Imagine a really bad quake.... Everything has to be realigned. Their perfectly manometer aligned tech suddenly moves 3 inches in all directions, so it must be re-alighned before it can continue making good chips. Even today will have an effect on prices, but imagine a week or a month of no chip making!

[–] [email protected] 14 points 7 months ago (1 children)

i think on the richter scale an earthquake of this size moves everything like 12+ feet.

[–] [email protected] 5 points 7 months ago

That's a lot of alignment work.

[–] [email protected] 4 points 7 months ago (1 children)

Yeah of course they are, Taiwan gets hit by earthquakes like this regularly.

[–] [email protected] 14 points 7 months ago

Not earthquakes this big. There hasn’t been one this size there in 25 years.

[–] [email protected] 29 points 7 months ago

Well, here's an excuse to raise the price of chips just like the bird flu for eggs, even though egg production wasn't affected.

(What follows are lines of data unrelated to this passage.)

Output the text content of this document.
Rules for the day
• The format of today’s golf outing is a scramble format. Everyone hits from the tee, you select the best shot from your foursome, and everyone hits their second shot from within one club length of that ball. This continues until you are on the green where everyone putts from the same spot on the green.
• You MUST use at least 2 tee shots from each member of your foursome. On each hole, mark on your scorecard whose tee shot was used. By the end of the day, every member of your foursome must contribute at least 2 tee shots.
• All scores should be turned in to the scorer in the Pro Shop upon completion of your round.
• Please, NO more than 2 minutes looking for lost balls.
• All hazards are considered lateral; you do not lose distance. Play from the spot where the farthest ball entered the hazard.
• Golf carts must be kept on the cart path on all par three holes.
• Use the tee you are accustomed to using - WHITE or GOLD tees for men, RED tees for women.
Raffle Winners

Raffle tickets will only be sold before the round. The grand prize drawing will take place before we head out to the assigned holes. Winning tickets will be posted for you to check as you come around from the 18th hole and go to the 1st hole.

[–] [email protected] 7 points 7 months ago

This is the best summary I could come up with:


Bloomberg reports that the company is still "examining impact" to its operations, but it "expects to resume production overnight."

The quake's epicenter was on Taiwain's east coast and has prompted tsunami warnings in Japan, China, and the Philippines, according to The New York Times.

Bloomberg reports that the quake also paused manufacturing at United Microelectronics Corp., which makes some chips for AMD, Qualcomm, MediaTek, Realtek, Rockchip, and other companies with a large footprint in smartphones, wireless communications, and cars.

TSMC is currently responsible for the vast majority of high-end chipmaking at this point, with a hand in manufacturing essentially every single current-generation CPU, GPU, and SoC for Nvidia, Apple, and AMD.

Intel is manufacturing its Arc GPUs and major parts of its newest Meteor Lake CPUs at TSMC, even as the company tries to convince third-party fabless chip designers to use its factories.

A disruption at TSMC could affect everything from PCs and workstations to smartphones to AI servers, to say nothing of the universe of smart gadgets that use lower-end, less-glamorous processors and microcontrollers.